David Munks

Personal information
- Date of birth: 29 April 1947 (age 78)
- Place of birth: Sheffield, England
- Position: Defender

Youth career
- 1962–1965: Sheffield United

Senior career*
- Years: Team / Apps / (Gls)
- 1965–1969: Sheffield United / 112 / (1)
- 1969–1973: Portsmouth / 137 / (2)
- 1973–1974: Swindon Town / 21 / (0)
- 1974–1975: Exeter City / 20 / (0)

International career
- 1965: England Youth / 2

= David Munks =

English footballer

David Munks (born 29 April 1947) is an English former footballer whose career ran from the mid-1960s to the mid-1970s.

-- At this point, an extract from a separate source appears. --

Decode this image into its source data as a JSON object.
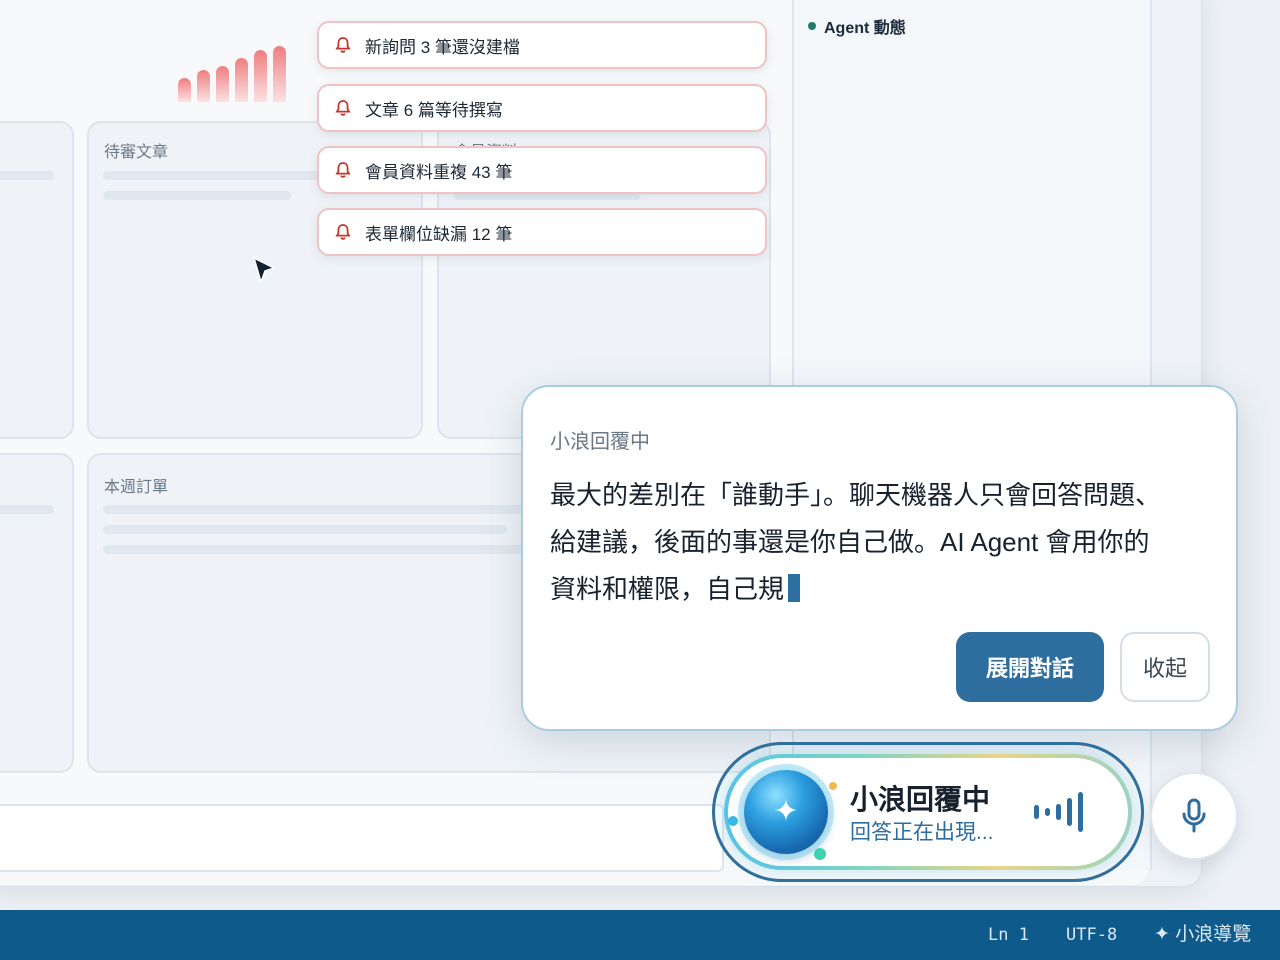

Born in Sheffield on 29 April 1947 Munks won two England Youth caps whilst with his first club Sheffield United . The following month he broke into the first team for the first time during a tour of New Zealand. In all Munks was to make over 100 appearances for The Blades before moving to Portsmouth in the 1969 close season. He was to prove such a popular player on the south coast that in 1971 he was awarded the title of Portsmouth Player of the Year. Change, however, was afoot at Fratton Park with new chairman John Decon sanctioning the purchase of talented new defenders Paul Went and Malcolm Manley. Costs soon spiralled and Munks was one of the first of a cluster of players to leave to offset the huge new wage bills. In December 1973 he signed for a relegation threatened Swindon but was used inexplicably as a midfielder. Not surprisingly this tactical experiment did not enhance a poor side and he was released at the end of the season when they were finally relegated. Initially loaned to Exeter City in the summer of 1974 he signed for them on a permanent basis in December of that year. However, his league career was ended with a knee injury the following year and in 1976 he left the game.